La cobertura del Mundial 2026 en Venezuela está marcada por las restricciones en la repartición de los derechos de transmisión, lo que ha dejado menos opciones para seguir todos los partidos por televisión abierta, cable, streaming y radio.
Menos alternativas para ver los partidos
Sergio Musella, comentarista y narrador de fútbol de Venevisión, señaló que esta edición presenta una cobertura más limitada por la forma en que se distribuyeron los derechos. Con 16 años en medios y tres Copas del Mundo cubiertas, afirmó que el acceso al torneo ha sido más complejo para el público venezolano.
Musella explicó que Televen es el canal con derechos para emitir encuentros por televisión abierta en el país, aunque no puede transmitirlos todos. En paralelo, Disney+ tampoco dispone de la señal completa de la competición para Venezuela.

“La repartición con Disney son 30 partidos del Mundial”, dijo. Añadió que algunos encuentros no están disponibles en el país por geolocalización y mencionó como ejemplo el partido Alemania-Curazao, que en esa plataforma solo se transmitió para Venezuela. También indicó que el dueño continental de los derechos es DirecTV.
La radio también entra en juego
En la transmisión radial, Unión Radio informó el 12 de junio que estableció una alianza con el Sistema Nacional de Medios Públicos para narrar los partidos del Mundial FIFA 2026 a través de esos canales.
Cómo se informaron los venezolanos
El Diario consultó a sus lectores mediante una encuesta en redes sociales en la que participaron 137 usuarios para conocer qué plataformas usan para seguir el torneo. Según los resultados, 68 personas, equivalentes al 50 % de los participantes, dijeron que ven los partidos por streaming.

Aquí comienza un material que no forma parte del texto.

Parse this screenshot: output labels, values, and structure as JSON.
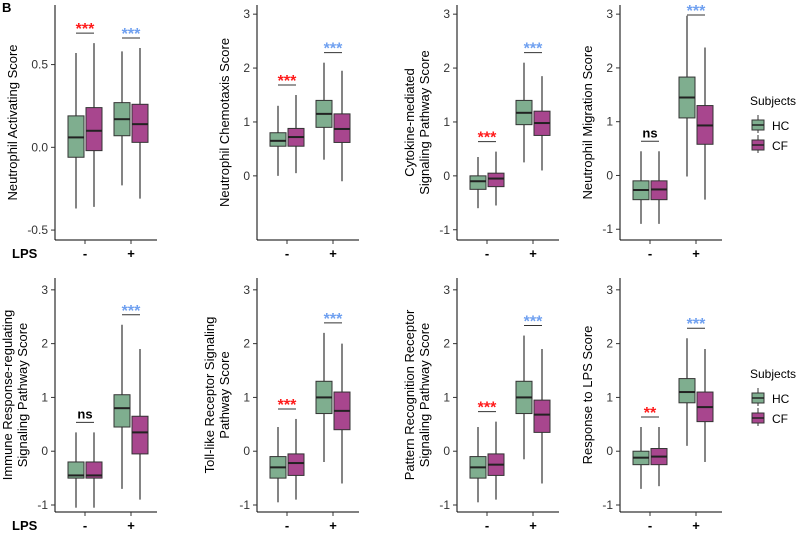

Otros 41 usuarios, equivalentes al 30 %, respondieron que siguen los encuentros por televisión abierta, mientras que 28, para un 20 %, indicaron que recurren a la televisión por cable.
Un negocio cada vez más cerrado
Musella consideró que el caso del FIFA Gate de 2015 cambió la lógica con la que se comercializan los derechos de los Mundiales, al convertirlos en un negocio más cerrado. A su juicio, antes existía un reparto más equilibrado y los canales de señal abierta podían asumir esos costos con mayor facilidad.
Recordó que en 2014 Venezuela tuvo el último Mundial con todos los partidos por señal abierta y sostuvo que desde entonces esa posibilidad no volvió a repetirse. También afirmó que antes la FIFA comercializaba los derechos de otra manera y no era necesario acudir a un grupo intermediario.
El comunicador agregó que otros canales nacionales, entre ellos Venevisión, Meridiano e IVC, han intentado obtener esos derechos, pero Televen mantiene por ahora la exclusividad en el país. Según dijo, ese canal compró los derechos del Mundial de Catar 2022 y, durante esa transmisión, adquirió también los de 2026 y 2030.

Musella señaló además que Venezuela no es el único país con esta dificultad, ya que Colombia, Argentina y Chile atraviesan una situación similar por el costo de los derechos de transmisión.
Efectos de la concentración de derechos
El comentarista también advirtió que la concentración de los derechos no es un fenómeno nuevo. Mencionó que en el libro ¡Comenta Reyes Álamo!, del narrador deportivo Reyes Álamo, se recoge que Venezolana de Televisión no pudo transmitir de manera consecutiva los Mundiales durante las décadas de 1980 y 1990.
Ante este escenario, planteó que parte del público podría estar recurriendo a páginas web y aplicaciones no oficiales para ver todos los encuentros. A su juicio, cuando un torneo de esta magnitud queda restringido a pocas plataformas, la piratería se vuelve más difícil de combatir.
“No se puede monopolizar todo porque eso genera piratería, descontento y que la gente se aleje del producto”, afirmó. También sostuvo que las restricciones limitan la libertad de elegir por dónde ver los partidos y reducen las oportunidades laborales para canales y equipos de producción en cada país.